Mientras los políticos se asignen sueldos equivalentes al resultado de multiplicar unas cuantas veces el salario mínimo que ellos mismos aprueban para el conjunto de la población trabajadora, será difícil ver la luz al final del túnel de la conflictividad y el desacuerdo laboral y social.
Una cosa es que se puedan poner objeciones a un sistema rígidamente igualitario, en cuanto a los sueldos se refiere, ya que la experiencia demuestra que estos experimentos son poco viables. Pero de ahí a que quienes manejan la cosa pública tengan la osadía de regular salarios mínimos habiendo regulado antes sus salarios máximos (y sus correspondientes pensiones), hay un ancho trecho, un abismo que sólo se puede salvar con un elevado grado de insensibilidad y desfachatez. Y además no de forma impune: lo que se siembra medra y, por lo tanto, el ejemplo voraz de los dirigentes alienta un modelo social igualmente voraz.
La hipocresía con la que se defiende este modelo basado en desmesuradas diferencias salariales, argumentando que los salarios de los gestores y dirigentes en realidad son moderados o ajustados, en atención a su gran responsabilidad y presunta eficacia (es importante recalcar lo de presunta, a la vista de los desaciertos, cuando no autenticas tropelías y abusos de poder, que en ocasiones protagonizan), no consigue ocultar la falta de empatía y el exceso de interés personal de sus defensores, que naturalmente son aquellos que están en la posición privilegiada de beneficiarse de estas grandes asimetrías salariales.

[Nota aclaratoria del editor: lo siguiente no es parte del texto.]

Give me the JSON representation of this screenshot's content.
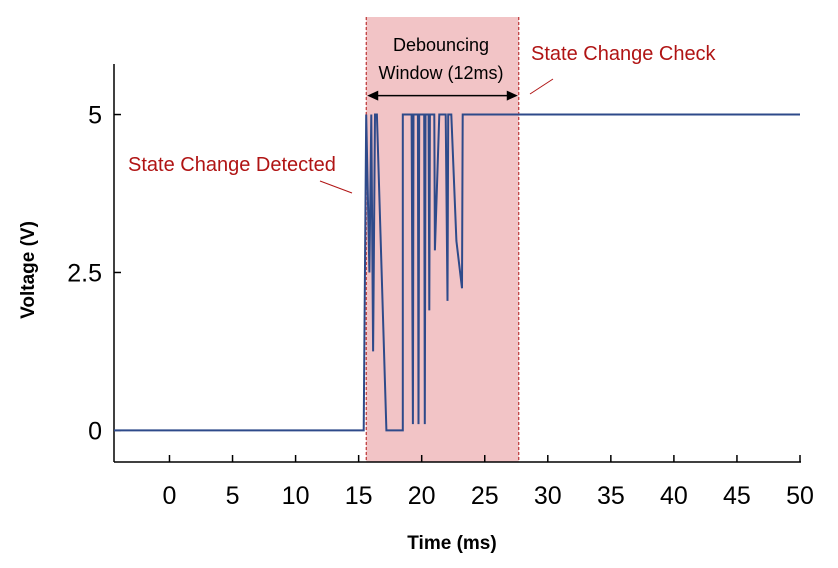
{
  "chart_data": {
    "type": "line",
    "xlabel": "Time (ms)",
    "ylabel": "Voltage (V)",
    "xlim": [
      -4.4,
      50
    ],
    "ylim": [
      -0.5,
      5.8
    ],
    "x_ticks": [
      0,
      5,
      10,
      15,
      20,
      25,
      30,
      35,
      40,
      45,
      50
    ],
    "y_ticks": [
      0,
      2.5,
      5
    ],
    "x_tick_labels": [
      "0",
      "5",
      "10",
      "15",
      "20",
      "25",
      "30",
      "35",
      "40",
      "45",
      "50"
    ],
    "y_tick_labels": [
      "0",
      "2.5",
      "5"
    ],
    "grid": false,
    "series": [
      {
        "color": "#2e4a8a",
        "x": [
          -4.4,
          15.4,
          15.6,
          15.85,
          16.0,
          16.15,
          16.3,
          16.45,
          17.2,
          18.5,
          18.5,
          19.2,
          19.3,
          19.35,
          19.7,
          19.75,
          19.8,
          20.2,
          20.25,
          20.3,
          20.55,
          20.6,
          20.65,
          21.0,
          21.05,
          21.4,
          21.9,
          22.05,
          22.1,
          22.35,
          22.75,
          23.2,
          23.25,
          23.3,
          50
        ],
        "y": [
          0,
          0,
          5,
          2.5,
          5,
          1.25,
          5,
          5,
          0,
          0,
          5,
          5,
          0.1,
          5,
          5,
          0.1,
          5,
          5,
          0.1,
          5,
          5,
          1.9,
          5,
          5,
          2.85,
          5,
          5,
          2.05,
          5,
          5,
          3.0,
          2.25,
          5,
          5,
          5
        ]
      }
    ],
    "shaded_region": {
      "x_start": 15.6,
      "x_end": 27.7,
      "color": "#f2c4c6",
      "border_color": "#b01414"
    },
    "annotations": {
      "window_label_line1": "Debouncing",
      "window_label_line2": "Window (12ms)",
      "detected_label": "State Change Detected",
      "check_label": "State Change Check",
      "window_arrow": {
        "x_start": 15.6,
        "x_end": 27.7,
        "y": 5.3
      }
    },
    "colors": {
      "line": "#2e4a8a",
      "annotation": "#b01414"
    }
  }
}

Cuanto antes se decidan los distintos líderes sociales a incorporar a sus agendas el ejercicio de esta nueva docencia, antes se atenuará esta general obsesión social por la escalada retributiva. O quizás no... pero entonces al menos no se podrá argumentar que ha sido promovida por las personas encargadas de la gestión pública. Como mínimo, serán inocentes de este modelo social insolidario y egoísta, en el que prima el interés personal por escalar socialmente y el olvido de aquellos que viven condenados a un estado crónico de precariedad. Dos aspectos o actitudes que son de mal armonizar con lo que nos propone el primer artículo de la Declaración Universal: que todos los seres humanos nos tratemos fraternalmente.